9.恋の邪魔をする背後霊
結局おれは風俗店へ行くこともできず、アダルトDVDを見ることもできず、相変わらず一人でこっそりと布団の中でシコシコして欲求不満を解消するという情けない日々を過ごしていた。ところがそんなある日、大学時代からの友人のヒロアキから電話がかかっていた。ヒロアキは全国規模の学習塾を運営する会社に勤めていて、おれはときどきそこの通信教育の添削指導の仕事を回してもらっていた。
「よう、元気か。彼女と別れたんだってな。一人暮らしも気楽でいいもんだろ。エロい動画も見放題じゃないか」
きつい皮肉を言うやつだ。おれも皮肉で返してやった。
「ああ、おかげでこれまでにないほど充実した日々を送ってるさ。毎日楽しくて楽しくて涙が出るぜ」
「そりゃよかった。だがたまにはリアルの女とも会ってみる気はないか。実はな、今日の夕方に合コンをするんだが、急にメンバーが一人行けなくなっちまって、男の人数が足りないんだ。どうせAV鑑賞以外にやることもなくてヒマなんだろ」
口は悪いやつだが、なんていい友人なんだ。おれは内心のうれしさを隠して返事した。
「うーん、おれもいろいろと忙しいんだが、まあいつも仕事を回してもらってるおまえからのたっての頼みとあれば、断るわけにもいかないしな。しかたない、参加してやるよ」
「じゃあ今日の六時、○○駅前の△△でな。カワイイ子が来るから楽しみにしてろよ」
ヒロアキがカワイイというのはあまり当てにならないが、久しぶりにリアルの女の子と話ができると思うと、夕方が待ち遠しくなった。

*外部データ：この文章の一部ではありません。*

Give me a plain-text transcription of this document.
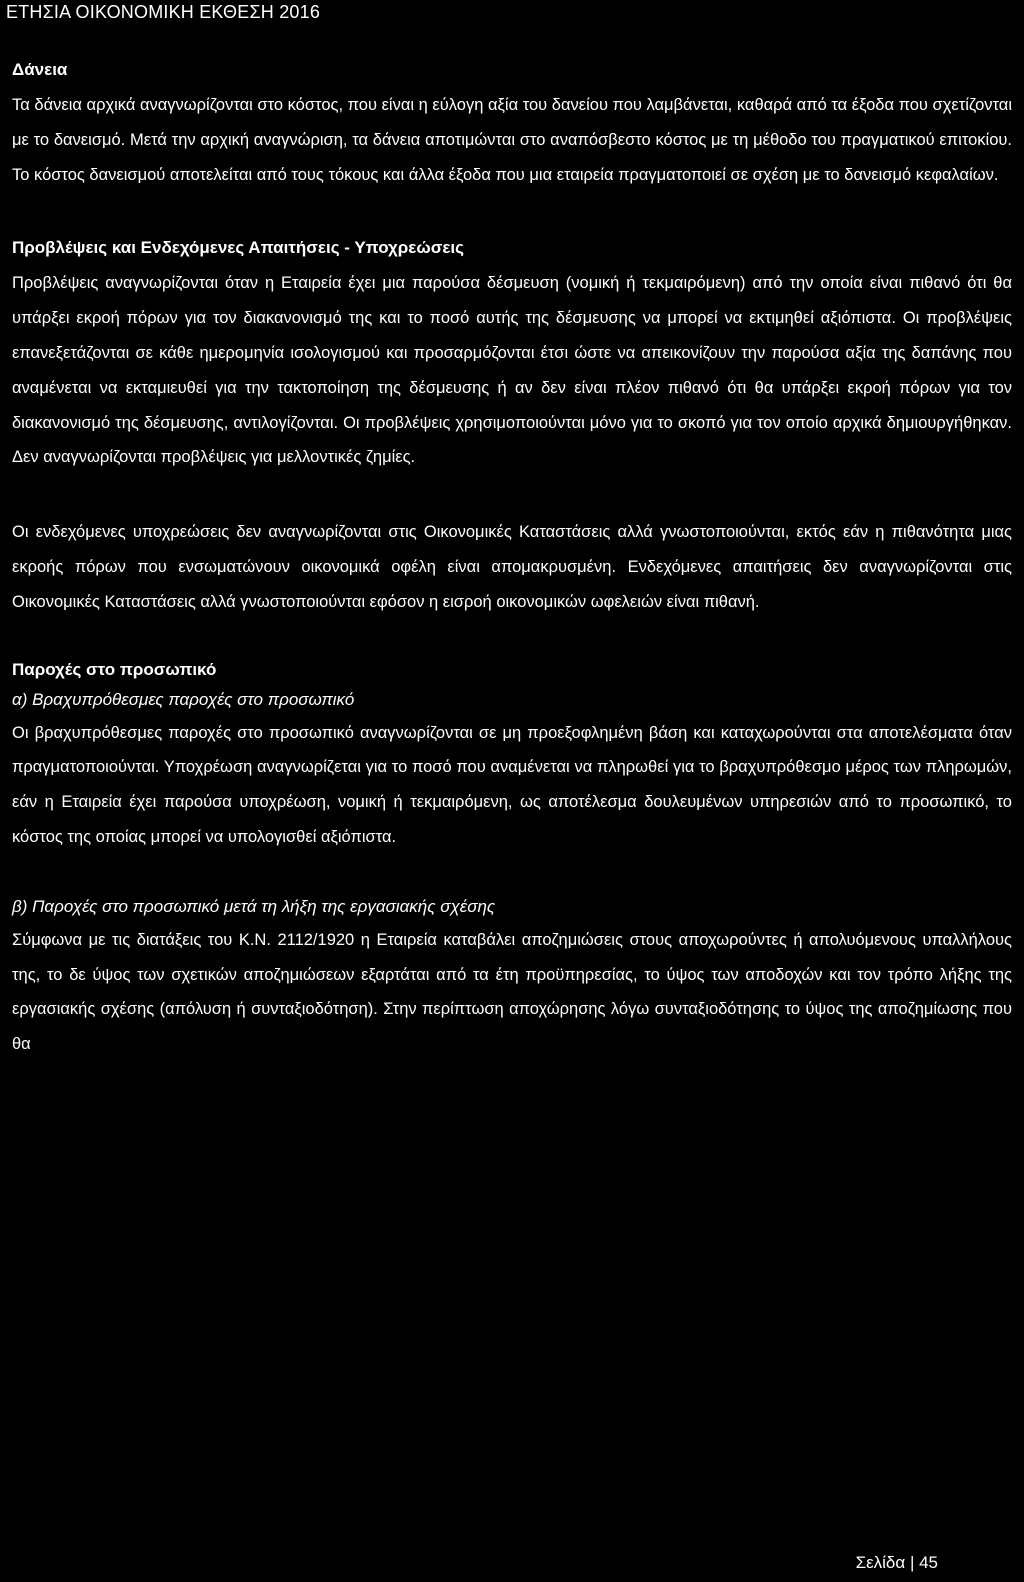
ΕΤΗΣΙΑ ΟΙΚΟΝΟΜΙΚΗ ΕΚΘΕΣΗ 2016
Δάνεια

Τα δάνεια αρχικά αναγνωρίζονται στο κόστος, που είναι η εύλογη αξία του δανείου που λαμβάνεται, καθαρά από τα έξοδα που σχετίζονται με το δανεισμό. Μετά την αρχική αναγνώριση, τα δάνεια αποτιμώνται στο αναπόσβεστο κόστος με τη μέθοδο του πραγματικού επιτοκίου. Το κόστος δανεισμού αποτελείται από τους τόκους και άλλα έξοδα που μια εταιρεία πραγματοποιεί σε σχέση με το δανεισμό κεφαλαίων.

Προβλέψεις και Ενδεχόμενες Απαιτήσεις - Υποχρεώσεις

Προβλέψεις αναγνωρίζονται όταν η Εταιρεία έχει μια παρούσα δέσμευση (νομική ή τεκμαιρόμενη) από την οποία είναι πιθανό ότι θα υπάρξει εκροή πόρων για τον διακανονισμό της και το ποσό αυτής της δέσμευσης να μπορεί να εκτιμηθεί αξιόπιστα. Οι προβλέψεις επανεξετάζονται σε κάθε ημερομηνία ισολογισμού και προσαρμόζονται έτσι ώστε να απεικονίζουν την παρούσα αξία της δαπάνης που αναμένεται να εκταμιευθεί για την τακτοποίηση της δέσμευσης ή αν δεν είναι πλέον πιθανό ότι θα υπάρξει εκροή πόρων για τον διακανονισμό της δέσμευσης, αντιλογίζονται. Οι προβλέψεις χρησιμοποιούνται μόνο για το σκοπό για τον οποίο αρχικά δημιουργήθηκαν. Δεν αναγνωρίζονται προβλέψεις για μελλοντικές ζημίες.

Οι ενδεχόμενες υποχρεώσεις δεν αναγνωρίζονται στις Οικονομικές Καταστάσεις αλλά γνωστοποιούνται, εκτός εάν η πιθανότητα μιας εκροής πόρων που ενσωματώνουν οικονομικά οφέλη είναι απομακρυσμένη. Ενδεχόμενες απαιτήσεις δεν αναγνωρίζονται στις Οικονομικές Καταστάσεις αλλά γνωστοποιούνται εφόσον η εισροή οικονομικών ωφελειών είναι πιθανή.

Παροχές στο προσωπικό
α) Βραχυπρόθεσμες παροχές στο προσωπικό

Οι βραχυπρόθεσμες παροχές στο προσωπικό αναγνωρίζονται σε μη προεξοφλημένη βάση και καταχωρούνται στα αποτελέσματα όταν πραγματοποιούνται. Υποχρέωση αναγνωρίζεται για το ποσό που αναμένεται να πληρωθεί για το βραχυπρόθεσμο μέρος των πληρωμών, εάν η Εταιρεία έχει παρούσα υποχρέωση, νομική ή τεκμαιρόμενη, ως αποτέλεσμα δουλευμένων υπηρεσιών από το προσωπικό, το κόστος της οποίας μπορεί να υπολογισθεί αξιόπιστα.

β) Παροχές στο προσωπικό μετά τη λήξη της εργασιακής σχέσης

Σύμφωνα με τις διατάξεις του Κ.Ν. 2112/1920 η Εταιρεία καταβάλει αποζημιώσεις στους αποχωρούντες ή απολυόμενους υπαλλήλους της, το δε ύψος των σχετικών αποζημιώσεων εξαρτάται από τα έτη προϋπηρεσίας, το ύψος των αποδοχών και τον τρόπο λήξης της εργασιακής σχέσης (απόλυση ή συνταξιοδότηση). Στην περίπτωση αποχώρησης λόγω συνταξιοδότησης το ύψος της αποζημίωσης που θα

Σελίδα | 45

ヒロアキからの電話を切ってニヤニヤしていると、シズさんが話しかけてきた。
「お見合いのお話ですか。よかったですわね」
「見合いじゃないよ。合コンだよ」
「あら、何人かで合同でお見合いをなさるのを合コンというのではございませんの? がんばってくださいね」
おれは全身の力が抜けたが、シズさんは明治の人なんだからしかたがないとあきらめた。
「でもどうせシズさんもいっしょに来るんだろ」
「あら、当然ですわ。わたくしは背後霊なんですもの。でもご心配はいりません。わたくしは他の男の方々には姿は見えませんから、口説かれることはございませんわ。おほほほほ」
おれは何となくいやな予感がした。
合コンの参加者は男女四人ずつで、男はあとの二人はヒロアキの会社の同僚で、女はそこでアルバイトをしている女子大生とその友人たちだった。どの子もかわいかったが、その中でもおれはルナちゃんという子が気に入った。お嬢様っぽい、おしとやかな感じの子で、おれなんかが相手にしてもらえるだろうかと気後れしたが、気さくに話をしてくれて盛り上がった。これはイケると思い、おれはメアドを教えてもらおうとして、自分のプライベート名刺といっしょにメモ帳とペンを差しだした。するとそのとき、突然耳元で大きな声がした。
「その女はいけません!」
シズさんだった。おれは驚いてあたりを見回した。他の人たちには何も聞こえていないようだ。おれはルナちゃんに名刺とメモ帳とペンを渡した。
「いけません!」
またシズさんの声がした。いつもと違う、初めて聞く厳しい調子の声だった。ルナちゃんはおれの驚いた表情を見て怪訝そうな顔をしたが、メモ帳にメアドを書いて返してくれた。そこでおれはトイレに立った。洗面所の鏡に映ったシズさんは、これまで見たことのないような怒った顔をしていた。おれは訳を聞きたかったが、ひっきりなしに人が通るので、家に帰ってからゆっくり話をすることにして、おとなしく元の席に戻っていった。